Yoga. What better way to get in the groove? After all, what’s yoga if you don’t “ground” yourself? Feet planted, solid into the, well…ground.
But maybe the studio is more perfect than I could ever imagine…
Last night the studio was HOT--flaming from the get go. Ok. I’ve done hot.
The room was crowded—40+. I placed my mat next to a yogini I didn’t know. Immediately she leaned over and asked me to move my mat further away, as we might touch (!). Bam—a little knocked off that ground. I was distracted by negative feelings…until someone set their mat on my other side along with a medicine chest of lotions, keys, purse, oils...and again my ground was disturbed.
How perfect was that? People surrounding me who continued to push me off center (as if they could single handedly affect my balance). But somehow they did.
As this hot , sloppy yoga practice evolved, things got messier—yogis moving about when others were balancing—a flow of people leaving class--distractions galore.
You’d think I’m going to say, in all this chaos, I found my ground. But NO! I found something far more important for me. I found my groundlessness.

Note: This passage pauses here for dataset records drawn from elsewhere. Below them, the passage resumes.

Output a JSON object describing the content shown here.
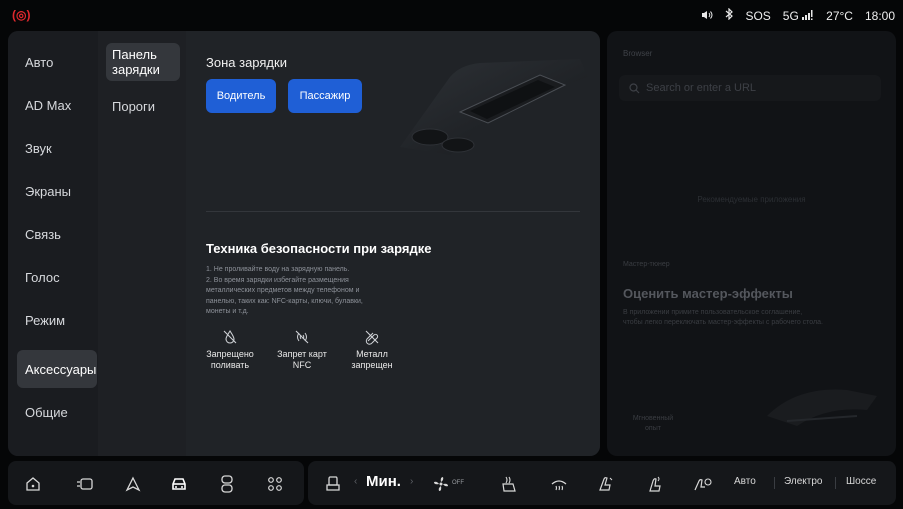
{
  "status": {
    "rec_icon": "(◎)",
    "sos": "SOS",
    "network": "5G",
    "temperature": "27°C",
    "time": "18:00"
  },
  "sidebar": {
    "items": [
      {
        "label": "Авто"
      },
      {
        "label": "AD Max"
      },
      {
        "label": "Звук"
      },
      {
        "label": "Экраны"
      },
      {
        "label": "Связь"
      },
      {
        "label": "Голос"
      },
      {
        "label": "Режим"
      },
      {
        "label": "Аксессуары"
      },
      {
        "label": "Общие"
      }
    ],
    "active": "Аксессуары"
  },
  "subnav": {
    "items": [
      {
        "label": "Панель зарядки"
      },
      {
        "label": "Пороги"
      }
    ],
    "active": "Панель зарядки"
  },
  "charging": {
    "zone_title": "Зона зарядки",
    "driver_button": "Водитель",
    "passenger_button": "Пассажир",
    "safety_title": "Техника безопасности при зарядке",
    "safety_lines": [
      "1. Не проливайте воду на зарядную панель.",
      "2. Во время зарядки избегайте размещения",
      "металлических предметов между телефоном и",
      "панелью, таких как: NFC-карты, ключи, булавки,",
      "монеты и т.д."
    ],
    "warnings": [
      {
        "label1": "Запрещено",
        "label2": "поливать",
        "icon": "no-water-icon"
      },
      {
        "label1": "Запрет карт",
        "label2": "NFC",
        "icon": "no-nfc-icon"
      },
      {
        "label1": "Металл",
        "label2": "запрещен",
        "icon": "no-metal-icon"
      }
    ]
  },
  "browser": {
    "label": "Browser",
    "search_placeholder": "Search or enter a URL",
    "center_note": "Рекомендуемые приложения",
    "small_label": "Мастер-тюнер",
    "headline": "Оценить мастер-эффекты",
    "desc_line1": "В приложении примите пользовательское соглашение,",
    "desc_line2": "чтобы легко переключать мастер-эффекты с рабочего стола.",
    "instant_line1": "Мгновенный",
    "instant_line2": "опыт"
  },
  "dock": {
    "climate_level": "Мин.",
    "fan_state": "OFF",
    "mode_auto": "Авто",
    "mode_electro": "Электро",
    "mode_highway": "Шоссе"
  }
}
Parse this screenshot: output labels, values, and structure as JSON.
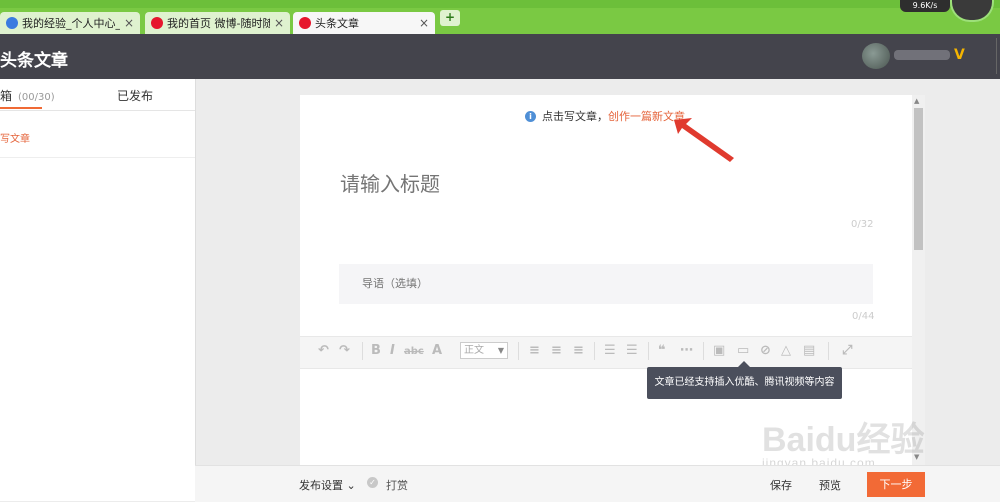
{
  "browser": {
    "tabs": [
      {
        "label": "我的经验_个人中心_百度",
        "close": "×"
      },
      {
        "label": "我的首页 微博-随时随地",
        "close": "×"
      },
      {
        "label": "头条文章",
        "close": "×"
      }
    ],
    "new_tab": "+",
    "net_speed": "9.6K/s"
  },
  "header": {
    "title": "头条文章",
    "badge": "V"
  },
  "sidebar": {
    "drafts_tab": "箱",
    "drafts_count": "(00/30)",
    "published_tab": "已发布",
    "draft_item": "写文章"
  },
  "editor": {
    "hint_text": "点击写文章，",
    "hint_link": "创作一篇新文章",
    "title_placeholder": "请输入标题",
    "title_count": "0/32",
    "lead_placeholder": "导语（选填）",
    "lead_count": "0/44",
    "format_select": "正文",
    "tooltip": "文章已经支持插入优酷、腾讯视频等内容"
  },
  "footer": {
    "publish_settings": "发布设置",
    "reward": "打赏",
    "save": "保存",
    "preview": "预览",
    "next": "下一步"
  },
  "watermark": {
    "logo": "Baidu经验",
    "url": "jingyan.baidu.com"
  },
  "colors": {
    "accent": "#f26a36",
    "link": "#e5633a",
    "header_bg": "#44444c",
    "browser_green": "#7ac943"
  }
}
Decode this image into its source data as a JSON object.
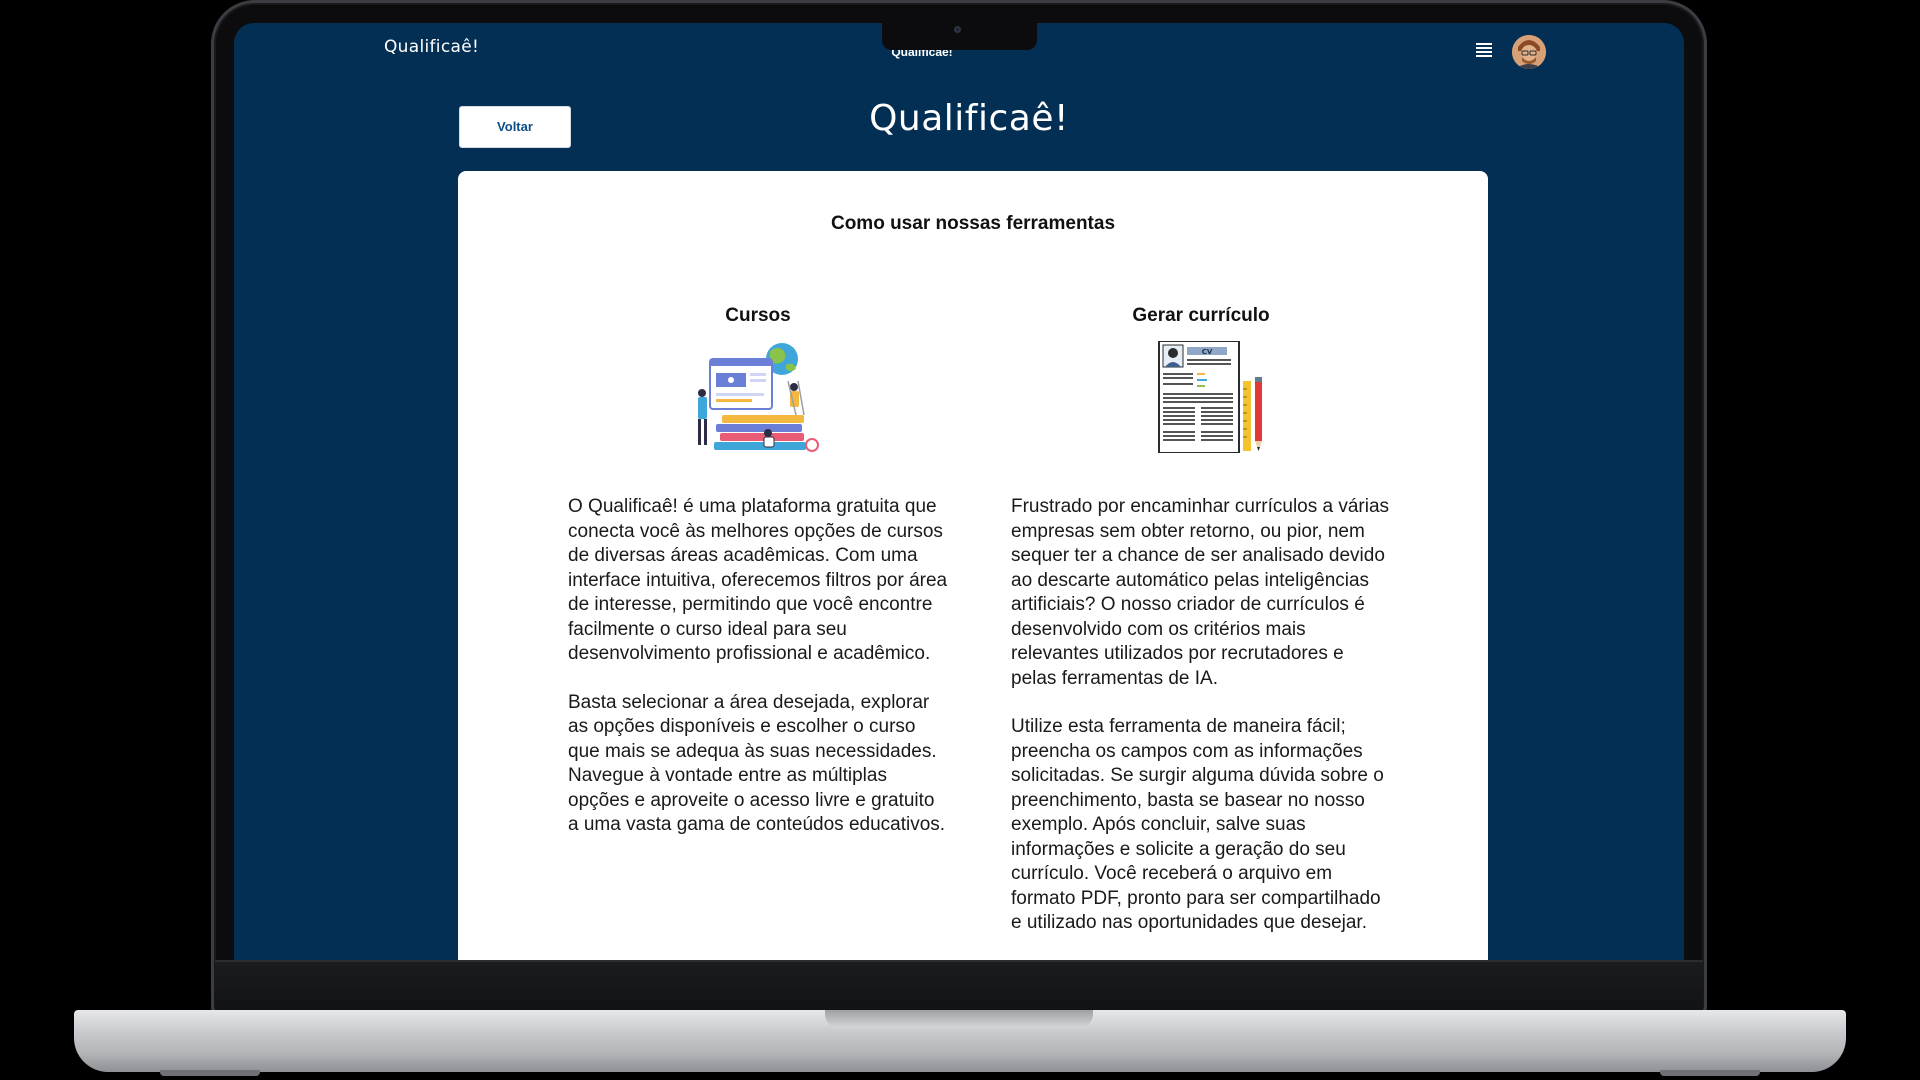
{
  "topbar": {
    "logo": "Qualificaê!",
    "title": "Qualificae!"
  },
  "header": {
    "back_label": "Voltar",
    "logo": "Qualificaê!"
  },
  "content": {
    "title": "Como usar nossas ferramentas",
    "cursos": {
      "heading": "Cursos",
      "paragraphs": [
        "O Qualificaê! é uma plataforma gratuita que conecta você às melhores opções de cursos de diversas áreas acadêmicas. Com uma interface intuitiva, oferecemos filtros por área de interesse, permitindo que você encontre facilmente o curso ideal para seu desenvolvimento profissional e acadêmico.",
        "Basta selecionar a área desejada, explorar as opções disponíveis e escolher o curso que mais se adequa às suas necessidades. Navegue à vontade entre as múltiplas opções e aproveite o acesso livre e gratuito a uma vasta gama de conteúdos educativos."
      ]
    },
    "curriculo": {
      "heading": "Gerar currículo",
      "badge": "CV",
      "paragraphs": [
        "Frustrado por encaminhar currículos a várias empresas sem obter retorno, ou pior, nem sequer ter a chance de ser analisado devido ao descarte automático pelas inteligências artificiais? O nosso criador de currículos é desenvolvido com os critérios mais relevantes utilizados por recrutadores e pelas ferramentas de IA.",
        "Utilize esta ferramenta de maneira fácil; preencha os campos com as informações solicitadas. Se surgir alguma dúvida sobre o preenchimento, basta se basear no nosso exemplo. Após concluir, salve suas informações e solicite a geração do seu currículo. Você receberá o arquivo em formato PDF, pronto para ser compartilhado e utilizado nas oportunidades que desejar."
      ]
    }
  },
  "icons": {
    "menu": "hamburger-menu-icon",
    "avatar": "user-avatar",
    "courses_illustration": "online-courses-illustration",
    "resume_illustration": "resume-document-illustration"
  },
  "colors": {
    "background": "#022f53",
    "card": "#ffffff",
    "button_text": "#0e4e86"
  }
}
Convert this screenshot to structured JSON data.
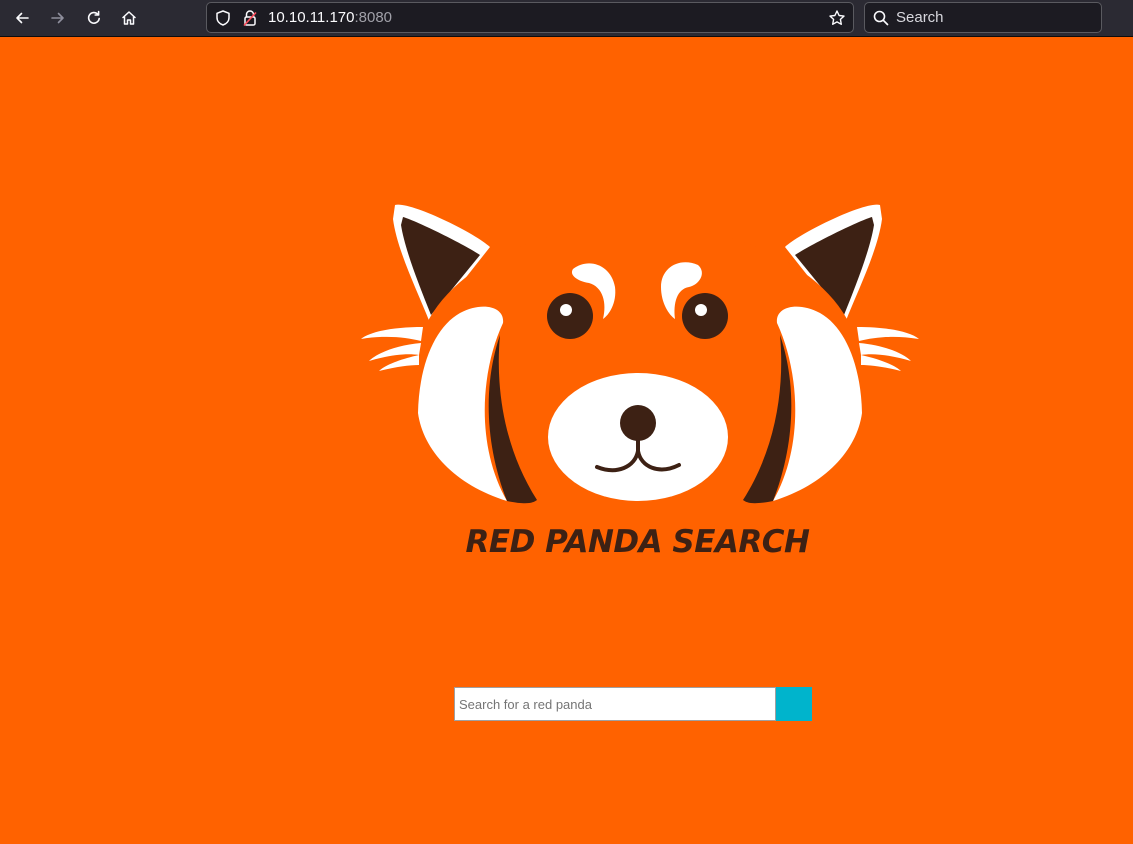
{
  "browser": {
    "url_host": "10.10.11.170",
    "url_port": ":8080",
    "search_placeholder": "Search"
  },
  "page": {
    "title": "RED PANDA SEARCH",
    "search": {
      "placeholder": "Search for a red panda",
      "value": ""
    }
  },
  "colors": {
    "background": "#ff6200",
    "panda_dark": "#3d2114",
    "button": "#00b4cc"
  }
}
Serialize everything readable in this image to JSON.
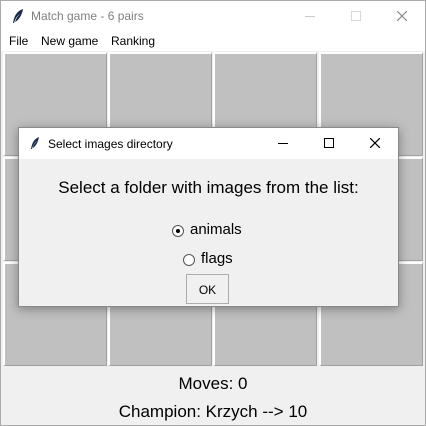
{
  "window": {
    "title": "Match game - 6 pairs"
  },
  "menu": [
    "File",
    "New game",
    "Ranking"
  ],
  "status": {
    "moves": "Moves: 0",
    "champion": "Champion: Krzych --> 10"
  },
  "dialog": {
    "title": "Select images directory",
    "prompt": "Select a folder with images from the list:",
    "options": [
      {
        "label": "animals",
        "selected": true
      },
      {
        "label": "flags",
        "selected": false
      }
    ],
    "ok_label": "OK"
  },
  "icons": {
    "app": "feather-icon",
    "minimize": "minimize-icon",
    "maximize": "maximize-icon",
    "close": "close-icon"
  }
}
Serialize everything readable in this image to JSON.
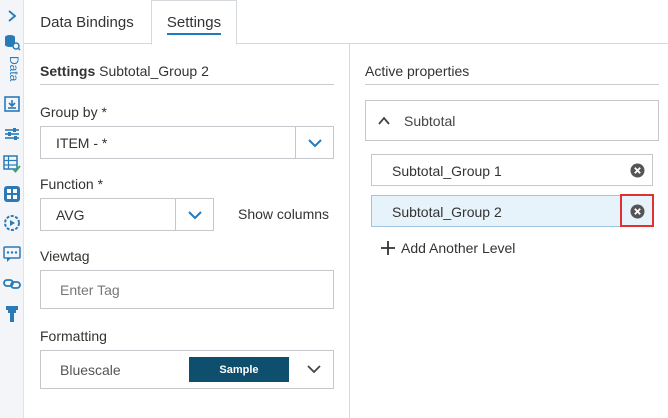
{
  "sidebar": {
    "data_label": "Data",
    "icons": [
      "chevron-right-icon",
      "database-search-icon",
      "download-box-icon",
      "sliders-icon",
      "table-check-icon",
      "grid-icon",
      "play-cog-icon",
      "chat-icon",
      "link-icon",
      "filter-icon"
    ]
  },
  "tabs": [
    {
      "label": "Data Bindings",
      "active": false
    },
    {
      "label": "Settings",
      "active": true
    }
  ],
  "settings": {
    "title_bold": "Settings",
    "title_name": "Subtotal_Group 2",
    "group_by": {
      "label": "Group by *",
      "value": "ITEM - *"
    },
    "function": {
      "label": "Function *",
      "value": "AVG"
    },
    "show_columns_label": "Show columns",
    "viewtag": {
      "label": "Viewtag",
      "placeholder": "Enter Tag",
      "value": ""
    },
    "formatting": {
      "label": "Formatting",
      "value": "Bluescale",
      "sample_label": "Sample",
      "sample_color": "#0f4f6e"
    }
  },
  "active_properties": {
    "title": "Active properties",
    "accordion_label": "Subtotal",
    "levels": [
      {
        "label": "Subtotal_Group 1",
        "active": false
      },
      {
        "label": "Subtotal_Group 2",
        "active": true
      }
    ],
    "add_level_label": "Add Another Level"
  },
  "colors": {
    "accent": "#1f7ac0",
    "highlight": "#e03030",
    "active_row": "#e6f3fb"
  }
}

What? I achieved groundlessness.
What I stumbled across--literally, was being knock off my feet—pushed to and fro by fellow yogis— and what resulted was fairly astounding:
Maybe this groundlessness was something to be EMBRACED.
No really…predictable has its place. But as a creative being—being grounded can mean being mired in the familiar. Maybe even being stuck. Yes, it’s comfortable. But consider the other option: FLIGHT!
Perhaps being groundless—means taking off. Finding new destinations. Soaring even.
So this excitement over being groundless became my yoga dessert.
Pema Chodron speaks a lot about being groundless and the value of it. About RELAXING into the uncertainty of life. To let go of the queasy feelings and enjoy the ride—a freeing up that may open you to awe and wonder.
In fact, Pema believes most spiritual experience begin with being in those unfettered, groundless, maybe even frightening places.
So here is the challenge. The opportunity:
Can you live your life by embracing your anxiety and fear—living in each moment as a new fresh place. If you have a choice, can you choose uncertainty. Is there room for you to soar—to take flight to a new, uncharted place?
Who isn’t even a little afraid of flying. And yet that adrenaline rush of being in flight, literally and figuratively is exhilarating. Yes, flying—testing your wings—going to the unknown—exploring the world—AND yourself. Why do we fight that?
So next time you are feeling anxiety—know that it’s probably a signal that you have made a choice to go different. You can always go back to the familiar, the grounded—it’s a path well worn that will be there if you need it-- but isn’t it just kind of a wonderful thought to be a Christopher Columbus in your own new world?